L’altro le rispose sicuro « Jonathan Lockwood, ma
può chiamarmi Lock »
lanciando un’occhiata di intesa con il compare, che si era
rilassato tenendo le
mani dietro la schiena con la caricatura.
Nella
mente di Rose un’idea
si era ormai chiarita. « Ragazzi! Ma vi pare? Questa
è una scuola nota per le
sue forme di disciplina, per le sue forme di educazione! Non dovete
assolutamente girovagare per il corridoio come Nick-Quasi-Senza-Testa!
Mi
dispiace, ma dovrò portarvi subito dal Preside.. »

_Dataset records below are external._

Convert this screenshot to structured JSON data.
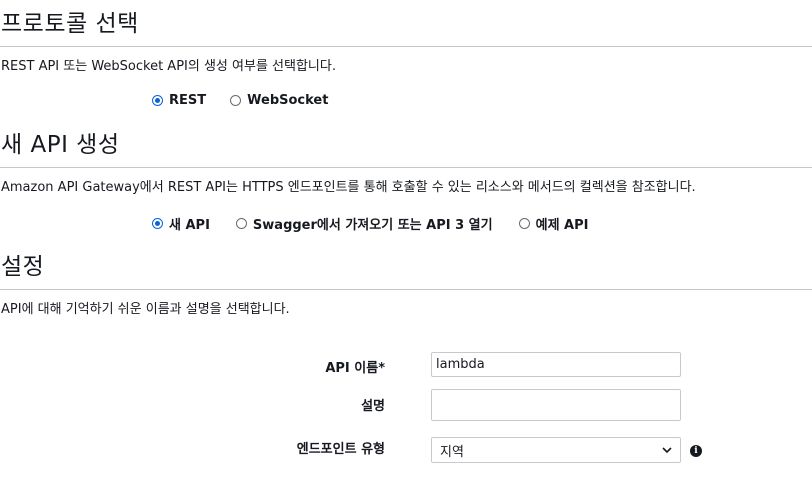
{
  "protocol": {
    "title": "프로토콜 선택",
    "description": "REST API 또는 WebSocket API의 생성 여부를 선택합니다.",
    "options": [
      {
        "label": "REST",
        "checked": true
      },
      {
        "label": "WebSocket",
        "checked": false
      }
    ]
  },
  "new_api": {
    "title": "새 API 생성",
    "description": "Amazon API Gateway에서 REST API는 HTTPS 엔드포인트를 통해 호출할 수 있는 리소스와 메서드의 컬렉션을 참조합니다.",
    "options": [
      {
        "label": "새 API",
        "checked": true
      },
      {
        "label": "Swagger에서 가져오기 또는 API 3 열기",
        "checked": false
      },
      {
        "label": "예제 API",
        "checked": false
      }
    ]
  },
  "settings": {
    "title": "설정",
    "description": "API에 대해 기억하기 쉬운 이름과 설명을 선택합니다.",
    "api_name_label": "API 이름*",
    "api_name_value": "lambda",
    "description_label": "설명",
    "description_value": "",
    "endpoint_type_label": "엔드포인트 유형",
    "endpoint_type_value": "지역"
  }
}
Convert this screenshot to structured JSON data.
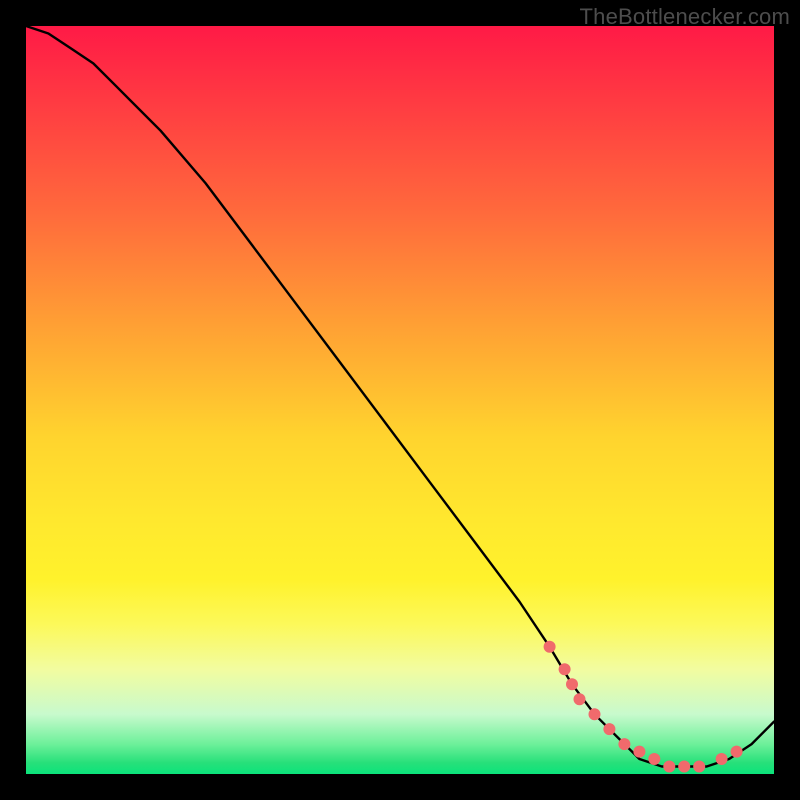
{
  "watermark": "TheBottlenecker.com",
  "chart_data": {
    "type": "line",
    "title": "",
    "subtitle": "",
    "xlabel": "",
    "ylabel": "",
    "xlim": [
      0,
      100
    ],
    "ylim": [
      0,
      100
    ],
    "grid": false,
    "legend": false,
    "annotations": [],
    "series": [
      {
        "name": "bottleneck-curve",
        "color": "#000000",
        "x": [
          0,
          3,
          6,
          9,
          12,
          18,
          24,
          30,
          36,
          42,
          48,
          54,
          60,
          66,
          70,
          73,
          76,
          79,
          82,
          85,
          88,
          91,
          94,
          97,
          100
        ],
        "y": [
          100,
          99,
          97,
          95,
          92,
          86,
          79,
          71,
          63,
          55,
          47,
          39,
          31,
          23,
          17,
          12,
          8,
          5,
          2,
          1,
          1,
          1,
          2,
          4,
          7
        ]
      }
    ],
    "markers": [
      {
        "name": "highlight-dots",
        "color": "#f06a6c",
        "radius": 6,
        "x": [
          70,
          72,
          73,
          74,
          76,
          78,
          80,
          82,
          84,
          86,
          88,
          90,
          93,
          95
        ],
        "y": [
          17,
          14,
          12,
          10,
          8,
          6,
          4,
          3,
          2,
          1,
          1,
          1,
          2,
          3
        ]
      }
    ],
    "background_gradient_stops": [
      {
        "pct": 0,
        "color": "#ff1a46"
      },
      {
        "pct": 25,
        "color": "#ff6a3c"
      },
      {
        "pct": 55,
        "color": "#ffd42e"
      },
      {
        "pct": 80,
        "color": "#fcf95a"
      },
      {
        "pct": 96,
        "color": "#6df09a"
      },
      {
        "pct": 100,
        "color": "#0be37b"
      }
    ]
  }
}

strillò la donna, assumendo
un’espressione severa e inscenando così bene la
scena dell’insegnante furiosa
che Fred spalancò la bocca terrorizzato e strillò
« No! La prego, non ci porti
dal Preside. » mentre Lock si sbatteva un palmo della mano
sulla fronte
intimandogli un « Diamine Fred, sii uomo! »
Il
piano di Rose procedeva a
meraviglia. « Naturalmente dovrò far vedere al
Preside il vostro bel lavoro
d’arte, cosicché possa essere appeso per le pareti
dell’ufficio di collocamento
dove presto vi manderò. » sorrise loro la nuova
professoressa, aggiungendo
subito dopo « Ma potrei graziarvi ad una condizione.
» « Certamente! Quale? »
trillò Fred speranzoso, mentre Lock aveva smesso di
ascoltarla da un
pezzo.
«
Vi dovete unire al coro della
scuola.. Una cosetta semplice. » spiegò Rose vaga,
iniziando a credere che
magari avrebbero abboccato, ma Lock si riprese dal suo stato di trance
e
sobbalzò « Ma neanche per scherzo! Preferisco
sbattermi in testa quel pallone
per una cinquantina di volte! »
«
Lockwood, io non ti
obbligo a farlo.. Certo, se vuoi farlo sei libero di sbatterti la palla
in
testa non cinquanta ma cento volte, ma dovete decidere: o il coro o il
Preside.
» insistette lei, facendo vagare lo sguardo da Lock a Fred,
che avevano intenzioni
opposte e dopo una decina di minuti in cui Lock oppose ferma
resistenza, anche
lui cedette. « Perfetto! L’aula di coro
è l’ultima a destra del secondo piano!
Diffondete la notizia anche ai vostri compagni.. E bella caricatura!
» esclamò
Rose contenta di aver già due studenti per il suo coro, e
scese la prima rampa
di scale andando a vedere se nel corridoio potesse trovare qualche
studentessa
dispersa disponibile ad unirsi al coro.
Passando
davanti ai bagni
non si accorse di un ragazzo e di una ragazza che parlottavano fitto
fitto, e
quando sentì le loro voci tornò indietro.
«
Jack, devi assolutamente
guardare Merlin! È spettacolo, bellissimo! »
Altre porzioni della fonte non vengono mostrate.